Cependant, le gouvernement burundais s’est orienté en 2008-2009 vers une privatisation complète de la filière. Des stations de lavage du café ont ensuite été vendues à des acteurs privés, entraînant des impacts potentiellement négatifs sur les revenus des producteurs, y compris en termes de volatilité.

De la genèse à l’heure actuelle

La loi n° 1/03 du 7 mars 1996, portant modification du décret-loi n°1/21 du 12 août 1991 relatif à la privatisation des entreprises publiques, autorise à réaliser un programme de privatisation qui peut porter sur le capital ou la gestion d’une SPP (société à participation publique).
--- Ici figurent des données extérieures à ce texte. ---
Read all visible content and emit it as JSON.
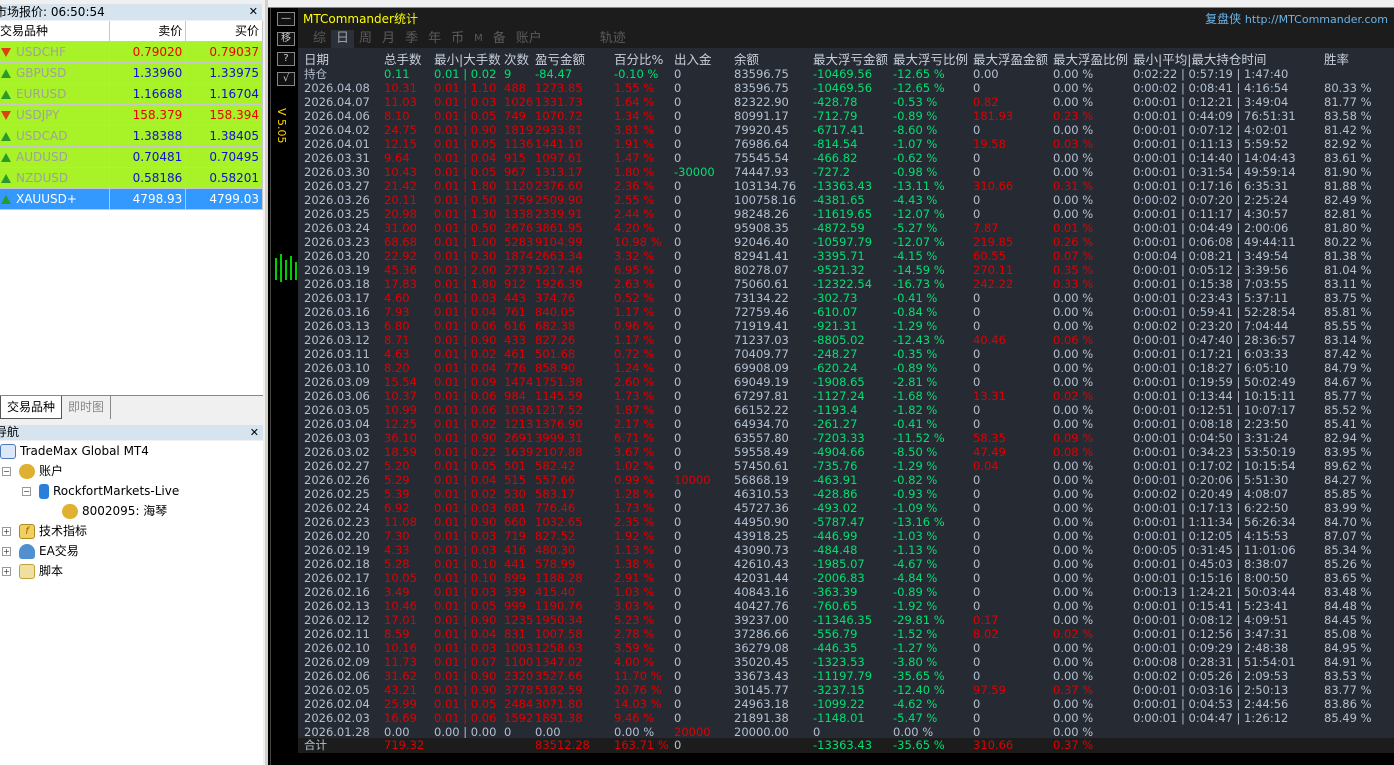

Elle précise que la privatisation du capital peut se faire sous forme de cession de tout ou partie des actions de l’État, l’acquéreur étant soit une personne physique soit une personne morale de droit privé, moyennant paiement du prix.

« Les premières réformes de la filière café ont été orientées vers la privatisation de la gestion, la libéralisation de certaines fonctions et la restructuration de certaines entités » explicite René Nsabimana, chercheur à l’IDEC  dans son étude « L’impact de la privatisation, libéralisation de la filière café : Les leçons apprises et perspectives d’avenir pour les filières »

Les stations de dépulpage et de Lavage(SDL) ont été cédées aux sociétés de gestion  des stations de lavage (SOGESTAL) tout en y ayant des actions.

En 1990, on a commencé avec la libéralisation et à partir de 2009 avec la privatisation. Sur 133 SDL (sociétés de dépulpage et de lavage), 13 SDL ont été cédées en 2009 (première phase), 28 SDL en 2011 (deuxième phase). Dans l’application de  ces deux phases, les caféiculteurs n’ont pas été consultés.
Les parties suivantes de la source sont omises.